No início de julho a governadora Wilma de Faria (PSB) tratou com o ministro-chefe da Secretaria Especial de Portos, Pedro Brito, da expansão dos portos de Natal e Areia Branca. Brito se prontificou a emprestar o apoio necessário e solicitou da governadora projetos de acessos ferroviários, movimentação de cargas, e estudos técnicos para a ampliação dos portos e construção de um terminal.
Ocorre que na verba destinada ao RN através do PAC (Programa de Aceleração do Crescimento) do governo federal, não tem nada previsto para tais obras. Os recursos serão direcionados a 12 municípios, incluindo Natal, para investimentos em saneamento básico e habitação.
O setor portuário está estganado desde a reforma do Estado, a partir de 1990. Os investimentos só virão se a regulação do setor for baseada na estabilidade das regras e na segurança jurídica, visando atrair o investidor privado e proteger os usuários dos portos. Já tramita no Senado, inclusive, uma PEC (proposta de emenda à Constituição), do senador Tasso Jereissati (PSDB-CE) que trata do assunto. Mas, com a crise que o Congresso está enfrentando e o DEM ameaçando trancar a pauta, dificilmente essa PEC será votado ainda esse ano.
Por outro lado, os maiores entraves apontados para a regulamentação e desenvolvimento dos portos brasileiros estão nas áreas de gestão, planejamento e infra-estrutura. Essa é a conclusão de integrantes do governo e representantes da iniciativa privada.
Note-se que os atuais operadores portuários (as Companhias Docas) fazem parte integrante da administração pública e, portanto, o financiamento de suas atividades encontra-se submetido aos limites de contingenciamento de crédito para o setor público, dificultando o apoio de instituições financeiras aos seus projetos.

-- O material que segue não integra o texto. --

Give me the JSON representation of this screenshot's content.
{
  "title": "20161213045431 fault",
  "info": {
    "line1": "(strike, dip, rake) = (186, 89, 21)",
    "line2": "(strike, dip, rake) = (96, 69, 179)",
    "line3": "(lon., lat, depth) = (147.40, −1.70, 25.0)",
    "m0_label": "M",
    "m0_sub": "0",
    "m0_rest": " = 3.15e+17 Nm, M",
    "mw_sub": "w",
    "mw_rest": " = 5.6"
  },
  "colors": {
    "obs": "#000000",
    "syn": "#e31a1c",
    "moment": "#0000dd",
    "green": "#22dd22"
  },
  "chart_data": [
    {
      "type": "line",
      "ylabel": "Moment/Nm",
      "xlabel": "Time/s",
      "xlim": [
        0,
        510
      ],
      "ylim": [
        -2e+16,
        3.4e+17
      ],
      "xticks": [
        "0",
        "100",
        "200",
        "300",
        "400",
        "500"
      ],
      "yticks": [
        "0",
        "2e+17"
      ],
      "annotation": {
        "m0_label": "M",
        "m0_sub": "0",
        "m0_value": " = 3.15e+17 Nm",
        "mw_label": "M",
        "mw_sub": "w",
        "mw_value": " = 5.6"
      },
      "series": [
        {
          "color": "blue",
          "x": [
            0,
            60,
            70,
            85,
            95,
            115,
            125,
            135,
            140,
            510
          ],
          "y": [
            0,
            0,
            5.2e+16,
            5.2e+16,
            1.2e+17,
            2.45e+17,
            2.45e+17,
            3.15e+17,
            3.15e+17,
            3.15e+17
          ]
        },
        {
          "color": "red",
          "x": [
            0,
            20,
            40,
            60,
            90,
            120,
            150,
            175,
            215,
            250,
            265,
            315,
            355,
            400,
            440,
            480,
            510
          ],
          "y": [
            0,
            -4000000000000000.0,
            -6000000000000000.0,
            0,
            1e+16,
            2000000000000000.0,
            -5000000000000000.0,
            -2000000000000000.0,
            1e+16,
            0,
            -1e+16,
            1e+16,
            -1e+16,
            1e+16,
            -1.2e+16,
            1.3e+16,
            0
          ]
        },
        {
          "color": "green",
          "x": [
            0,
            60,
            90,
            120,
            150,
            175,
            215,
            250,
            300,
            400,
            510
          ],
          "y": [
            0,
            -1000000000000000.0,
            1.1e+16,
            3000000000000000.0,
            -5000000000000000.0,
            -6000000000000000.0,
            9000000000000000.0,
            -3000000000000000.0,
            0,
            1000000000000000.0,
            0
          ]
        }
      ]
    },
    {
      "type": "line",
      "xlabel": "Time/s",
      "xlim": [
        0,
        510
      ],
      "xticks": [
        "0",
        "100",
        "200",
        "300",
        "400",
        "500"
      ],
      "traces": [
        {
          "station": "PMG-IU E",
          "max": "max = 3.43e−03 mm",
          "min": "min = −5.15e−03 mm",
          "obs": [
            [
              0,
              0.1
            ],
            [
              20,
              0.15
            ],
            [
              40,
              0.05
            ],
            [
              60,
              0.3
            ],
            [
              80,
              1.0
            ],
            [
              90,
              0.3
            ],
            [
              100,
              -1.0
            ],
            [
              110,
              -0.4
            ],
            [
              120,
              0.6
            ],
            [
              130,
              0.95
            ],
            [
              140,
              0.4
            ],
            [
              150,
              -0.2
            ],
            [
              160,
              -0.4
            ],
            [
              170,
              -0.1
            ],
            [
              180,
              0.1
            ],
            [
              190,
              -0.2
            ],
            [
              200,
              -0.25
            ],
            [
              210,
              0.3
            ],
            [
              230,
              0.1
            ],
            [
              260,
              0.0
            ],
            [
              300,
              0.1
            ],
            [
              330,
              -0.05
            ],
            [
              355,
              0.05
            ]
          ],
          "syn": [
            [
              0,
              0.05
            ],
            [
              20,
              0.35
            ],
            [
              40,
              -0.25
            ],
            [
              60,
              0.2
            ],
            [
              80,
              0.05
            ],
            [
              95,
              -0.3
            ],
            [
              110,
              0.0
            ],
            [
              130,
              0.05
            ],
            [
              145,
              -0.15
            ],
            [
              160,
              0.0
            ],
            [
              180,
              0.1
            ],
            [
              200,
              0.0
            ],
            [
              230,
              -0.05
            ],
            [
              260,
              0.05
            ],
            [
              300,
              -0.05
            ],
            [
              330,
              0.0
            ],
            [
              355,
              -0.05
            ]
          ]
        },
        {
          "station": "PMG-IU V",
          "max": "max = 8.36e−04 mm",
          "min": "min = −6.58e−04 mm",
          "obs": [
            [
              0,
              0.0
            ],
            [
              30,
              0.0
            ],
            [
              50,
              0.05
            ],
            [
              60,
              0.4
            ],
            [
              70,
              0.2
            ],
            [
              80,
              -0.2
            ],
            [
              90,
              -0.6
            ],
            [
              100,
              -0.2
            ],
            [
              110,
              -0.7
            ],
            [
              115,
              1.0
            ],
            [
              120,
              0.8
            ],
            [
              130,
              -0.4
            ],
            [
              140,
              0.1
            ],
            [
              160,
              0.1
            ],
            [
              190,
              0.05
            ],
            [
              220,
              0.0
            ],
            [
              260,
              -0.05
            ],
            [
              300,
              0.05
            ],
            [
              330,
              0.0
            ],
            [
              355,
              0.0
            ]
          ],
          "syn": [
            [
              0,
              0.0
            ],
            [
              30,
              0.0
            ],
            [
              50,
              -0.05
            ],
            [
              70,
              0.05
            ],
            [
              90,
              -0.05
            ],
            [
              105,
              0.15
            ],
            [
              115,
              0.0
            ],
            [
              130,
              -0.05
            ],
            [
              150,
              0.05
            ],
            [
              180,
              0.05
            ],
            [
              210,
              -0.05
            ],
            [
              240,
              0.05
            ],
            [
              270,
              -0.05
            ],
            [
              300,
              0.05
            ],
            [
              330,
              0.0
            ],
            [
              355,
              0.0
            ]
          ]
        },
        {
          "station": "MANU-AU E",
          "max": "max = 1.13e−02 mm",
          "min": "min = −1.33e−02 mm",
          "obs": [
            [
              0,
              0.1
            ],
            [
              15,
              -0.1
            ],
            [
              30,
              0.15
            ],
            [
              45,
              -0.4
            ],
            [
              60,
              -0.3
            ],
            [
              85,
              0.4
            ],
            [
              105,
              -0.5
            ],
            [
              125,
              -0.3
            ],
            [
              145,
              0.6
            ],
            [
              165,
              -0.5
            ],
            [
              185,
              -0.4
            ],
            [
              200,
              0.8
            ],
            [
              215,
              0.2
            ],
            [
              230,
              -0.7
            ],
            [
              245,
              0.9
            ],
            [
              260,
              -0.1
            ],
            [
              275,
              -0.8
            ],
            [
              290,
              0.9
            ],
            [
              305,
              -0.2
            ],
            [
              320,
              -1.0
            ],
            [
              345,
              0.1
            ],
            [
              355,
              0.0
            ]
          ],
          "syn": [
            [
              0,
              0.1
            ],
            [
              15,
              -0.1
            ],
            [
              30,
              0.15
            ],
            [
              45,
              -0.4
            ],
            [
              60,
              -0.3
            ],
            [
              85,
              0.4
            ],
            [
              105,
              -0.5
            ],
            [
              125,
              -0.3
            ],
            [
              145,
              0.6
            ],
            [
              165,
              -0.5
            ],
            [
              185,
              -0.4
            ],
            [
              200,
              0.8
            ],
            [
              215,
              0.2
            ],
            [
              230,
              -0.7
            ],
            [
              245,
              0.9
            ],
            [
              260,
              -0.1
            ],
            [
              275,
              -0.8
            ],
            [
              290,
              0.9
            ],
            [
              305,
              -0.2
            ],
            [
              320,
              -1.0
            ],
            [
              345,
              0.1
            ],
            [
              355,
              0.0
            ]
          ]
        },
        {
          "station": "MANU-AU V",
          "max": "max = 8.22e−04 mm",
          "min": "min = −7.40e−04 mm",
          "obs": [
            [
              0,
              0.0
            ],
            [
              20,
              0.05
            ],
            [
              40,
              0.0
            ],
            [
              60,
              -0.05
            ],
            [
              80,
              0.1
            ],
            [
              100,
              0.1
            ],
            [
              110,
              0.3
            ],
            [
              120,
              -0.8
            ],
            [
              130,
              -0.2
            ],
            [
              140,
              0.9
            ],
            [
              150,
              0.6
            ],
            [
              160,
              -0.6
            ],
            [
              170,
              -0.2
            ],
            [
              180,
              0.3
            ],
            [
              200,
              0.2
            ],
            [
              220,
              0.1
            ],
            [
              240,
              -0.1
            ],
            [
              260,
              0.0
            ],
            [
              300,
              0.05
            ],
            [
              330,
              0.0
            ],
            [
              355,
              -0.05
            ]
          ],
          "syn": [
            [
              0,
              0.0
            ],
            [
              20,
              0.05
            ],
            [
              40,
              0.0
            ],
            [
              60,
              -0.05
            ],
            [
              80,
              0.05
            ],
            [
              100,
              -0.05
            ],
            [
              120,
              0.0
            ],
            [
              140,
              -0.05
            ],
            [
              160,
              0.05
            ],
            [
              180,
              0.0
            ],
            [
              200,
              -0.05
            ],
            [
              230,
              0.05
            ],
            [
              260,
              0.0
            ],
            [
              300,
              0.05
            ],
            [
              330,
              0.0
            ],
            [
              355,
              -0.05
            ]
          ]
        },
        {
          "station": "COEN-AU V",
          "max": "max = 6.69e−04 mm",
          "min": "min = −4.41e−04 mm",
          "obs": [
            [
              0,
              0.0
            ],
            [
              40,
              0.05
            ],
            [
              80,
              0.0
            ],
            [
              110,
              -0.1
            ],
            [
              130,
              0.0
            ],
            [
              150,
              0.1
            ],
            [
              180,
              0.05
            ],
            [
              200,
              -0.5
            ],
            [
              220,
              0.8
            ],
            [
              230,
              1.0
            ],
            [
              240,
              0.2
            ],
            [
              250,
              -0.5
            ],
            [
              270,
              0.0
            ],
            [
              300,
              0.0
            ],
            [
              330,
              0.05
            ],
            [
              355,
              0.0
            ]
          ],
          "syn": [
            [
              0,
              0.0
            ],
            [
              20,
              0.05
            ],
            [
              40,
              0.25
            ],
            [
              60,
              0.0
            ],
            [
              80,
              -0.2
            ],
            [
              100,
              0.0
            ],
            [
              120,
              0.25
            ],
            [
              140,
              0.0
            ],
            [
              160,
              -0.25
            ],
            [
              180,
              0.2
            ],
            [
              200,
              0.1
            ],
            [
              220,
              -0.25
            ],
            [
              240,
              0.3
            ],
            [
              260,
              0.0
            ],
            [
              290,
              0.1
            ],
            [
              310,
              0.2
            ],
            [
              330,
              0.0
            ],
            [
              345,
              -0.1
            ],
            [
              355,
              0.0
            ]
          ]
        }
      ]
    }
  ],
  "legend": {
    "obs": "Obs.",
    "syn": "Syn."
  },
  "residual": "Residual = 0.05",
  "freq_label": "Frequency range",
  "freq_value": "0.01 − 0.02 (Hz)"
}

Como um alento a todos esses problemas, Fernando Brito, representante da Antaq (Agência Nacional dos Transportes Aquaviários), cuja atribuição é fiscalizar e propor soluções para tirar o setor da estagnação, afirmou recentemente que as concessões de portos para o setor privado começam a ser concretizadas. Mas não é bom pensar que isso vai servir para o RN. Isso só funciona na prática para os grandes portos brasileiros, como Santos (SP) e Paranaguá (PR), o que não são os casos do porto de Natal e do porto-ilha em Areia Branca, certamente.